Le nombre de travailleurs qui ont perdu la vie en Estrie l’an dernier est en forte hausse par rapport à 2016, rapporte la CNESST, qui a tenu vendredi une marche funèbre en hommage aux travailleurs décédés. La marche a eu lieu à l’intersection King-Jacques-Cartier à l’heure du retour à la maison.

Le nombre de décès au travail en forte hausse en Estrie

Le nombre de travailleurs qui ont perdu la vie en 2017 en Estrie a connu une forte hausse par rapport à l’année précédente.

La Commission des normes, de l’équité, de la santé et de la sécurité du travail (CNESST) dresse son bilan annuel des statistiques pour l’année 2017 au chapitre des pertes de vie de travailleurs estriens.

Dans la seule région de l’Estrie, 17 travailleurs ont perdu la vie, soit six lors d’un accident du travail et 11 des suites d’une maladie professionnelle. Au cours de cette même année, près de 4198 personnes ont été victimes d’un accident du travail ou d’une maladie professionnelle.

En 2016, un travailleur avait perdu la vie et neuf sont décédés à la suite d’une maladie professionnelle, signale Julie Fournier, responsable des communications à la Direction régionale de l’Estrie à la CNESST. Au cours des cinq dernières années, en moyenne, on a répertorié cinq décès lors d’accidents de travail et neuf décès des suites de maladie découlant du travail.

« L’année 2017 a été dure », constate-t-elle tristement.

« En 2016, le décès est survenu sur la route. La personne se déplaçait dans le cadre de son travail. Pour ce qui est des maladies professionnelles, les décès sont appelés à demeurer élevés, car ils découlent souvent de l’amiantose qui a été contractée il y a une trentaine d’années dans la région. »

En avril 2017, un travailleur de l’entreprise AFT-Technologies de Sherbrooke a connu une fin tragique alors qu’il a été écrasé dans le chariot élévateur qu’il opérait. Christian Mercier avait 56 ans lors de cet accident de travail.

Le camionneur Claude Dostie est décédé à l’intersection du chemin de l’Auberge et du chemin McFarland, dans le Canton d’Hatley le 12 juin 2017, quand son véhicule a manqué de frein.

Frédérick Mailloux, un opérateur de pelle excavatrice au service de l’entreprise Normand Jeanson Excavation, à Stukely-Sud, est décédé le 15 août 2017. La CNESST a rendu public son rapport sur le décès de l’homme de 38 ans plus tôt cette semaine.

En novembre dernier, le signaleur sherbrookois Michel Carmel a été heurté par une automobiliste à Bonsecours. Rappelons que Catherine Geoffroy, une conductrice de Sainte-Catherine-de-Hatley, a été accusée d’homicide involontaire, de délit de fuite, de conduite dangereuse et de voies de fait armées.

Les autres décès au travail de 2017 sont survenus sur la route, mentionne Mme Fournier.

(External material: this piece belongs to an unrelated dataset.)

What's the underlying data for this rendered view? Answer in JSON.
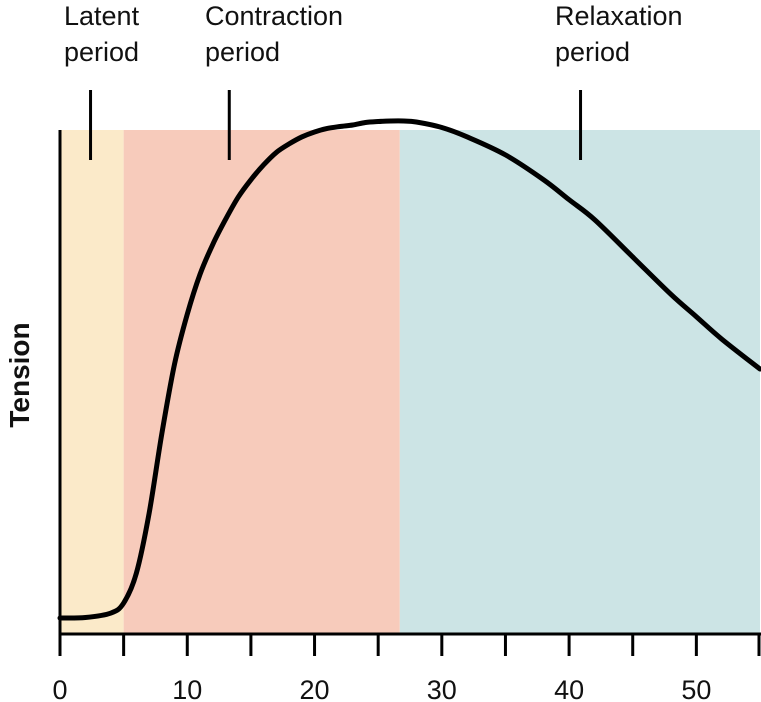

La CNESST va poursuivre ses efforts afin de sensibiliser les travailleurs et les employeurs à de meilleures méthodes de travail pour améliorer le bilan estrien à ce chapitre. La clé de la prévention des accidents du travail, qu’ils soient mortels ou non, est une bonne prise en charge de la santé et de la sécurité par les milieux de travail, combinée aux actions concertées de la CNESST et de ses partenaires.

En baisse Au Québec

Dans l’ensemble du Québec, en 2017, 62 personnes ont perdu la vie lors d’un accident du travail. Cela correspond à 18 décès accidentels de moins qu’en 2016. De plus, 168 décès liés à des maladies professionnelles ont été acceptés, soit une augmentation de 31 cas par rapport à 2016. Ce sont donc 230 décès au total qui ont été acceptés en 2017.

Par ailleurs, toujours en 2017, 86 223 personnes ont subi un accident du travail, ce qui représente 236 accidents par jour. De plus, 9912 travailleurs ont été victimes d’une maladie professionnelle. Au total, 96 135 lésions professionnelles ont été acceptées, ce qui représente une augmentation de 5721 cas par rapport à 2016.

Pour souligner le Jour de deuil, le drapeau du Québec sera en berne jusqu’à lundi matin devant le siège social de la CNESST à Québec et toute la journée de samedi devant l’Assemblée nationale.

En 2003, le Bureau international du travail a décrété le 28 avril Journée mondiale de la sécurité et de la santé au travail. Puis, en 2010, l’Assemblée nationale du Québec a fait du 28 avril le Jour commémoratif des personnes décédées ou blessées au travail.

La Ville de Sherbrooke soulignera aussi ce Jour de deuil national en poursuivant la mise en berne des drapeaux situés devant l’hôtel de ville.